You might also want to read the thread about "The Street We Live On", a special which aired some time ago:

http://www.muppetcentral.com/forum/threads/your-thoughts-the-street-we-live-on.12060/

Just something to add, the popularity of Elmo also hurt those who call themselves fans of Jim Henson and want to be taken seriously. The era between the end of "The Muppet Show" and let's say the Muppet video of "Bohemian Rapshody" was a difficult time for Muppet fans. During that time, the regular Joe would see two things regularly on TV associated with Jim Henson: Muppet Babies and Elmo.

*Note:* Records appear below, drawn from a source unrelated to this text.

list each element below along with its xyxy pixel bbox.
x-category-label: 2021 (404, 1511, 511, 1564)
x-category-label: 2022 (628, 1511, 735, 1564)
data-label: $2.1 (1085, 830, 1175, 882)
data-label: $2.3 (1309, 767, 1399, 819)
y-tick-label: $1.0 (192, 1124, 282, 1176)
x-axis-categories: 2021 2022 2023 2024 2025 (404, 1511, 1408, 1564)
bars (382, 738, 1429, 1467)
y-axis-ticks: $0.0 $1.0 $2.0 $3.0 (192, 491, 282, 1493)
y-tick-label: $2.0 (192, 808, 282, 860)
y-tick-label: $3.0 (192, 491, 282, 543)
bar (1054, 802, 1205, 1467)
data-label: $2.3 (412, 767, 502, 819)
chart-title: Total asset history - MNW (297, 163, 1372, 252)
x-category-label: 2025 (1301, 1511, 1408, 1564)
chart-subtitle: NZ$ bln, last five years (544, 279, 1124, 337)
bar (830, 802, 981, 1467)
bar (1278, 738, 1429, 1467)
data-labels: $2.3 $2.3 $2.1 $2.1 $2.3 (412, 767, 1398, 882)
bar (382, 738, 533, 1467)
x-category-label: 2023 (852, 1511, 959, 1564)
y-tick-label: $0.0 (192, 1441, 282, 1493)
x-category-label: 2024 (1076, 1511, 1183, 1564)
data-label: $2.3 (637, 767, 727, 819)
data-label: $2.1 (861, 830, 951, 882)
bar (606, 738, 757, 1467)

So therefore, the casual fan had this set of simple equations:

Jim Henson="The Sesame Street Guy"
Sesame Street=Elmo
Muppets=Muppet Babies

Elmo+Muppet Babies=kids' entertainment

Therefore:

Jim Henson=a preschool entertainer and nothing else

Now, the Muppets=Muppet Babies reasoning isn't as true as it used to be. This is in part to the viral videos, the latest film and even Muppet Treasure Island helped to sway the adult audience back to the Muppets. Also Muppet Babies hasn't been on TV in a while.

Sesame Street has never taken a break. It's always been on since 1969. However, since Elmo's rise to popularity in 1993-ish and onward, he's guaranteed to be in every single episode. If Elmo is given the chance to be more of a three-dimensional child, such as Big Bird, then the deeper, more eloquent lessons about life can be taught on Sesame. The Good Birds Club episode was a brilliant lesson in self-acceptance, pride and not giving in to bullying. Kids will benefit way more than this than 15 minutes about "hands" or "hats".

Kids are smarter than what we give them credit for. Leaf through the catalog of Joe Raposo and Jeff Moss songs and you will find an array of beautiful music dealing with all kinds of topics in a wide variety of music styles. This is just one aspect of Sesame Street's brilliance. (While you're at it, please read the poetry books of Jeff Moss..."The Other Side of the Door" and "The Butterfly Jar"). These pieces educate, entertain and encourage kids to think, wonder and discover.

Compare this to one word sung over and over again to the tune of "Jingle Bells". I agree with what Frank Oz said about Sesame Street a while back...because let's face it, he's right.

Sesame Street did wonders when it came to teaching subjects of basic humanism without insulting or talking down to the audience. Sesame Street was designed from the beginning to introduce kids to the world, to teach them about things they didn't know.

Even little kids already know what feet, hands or any of the other Elmo's World topics are. In Sesame's "magazine format", when a song about one of these topics would pop up, it was OK. It was once in a while, not a 15 minute block of time every single day.

You'll find that there's a lot of people here who have a lot to say about "the red menace".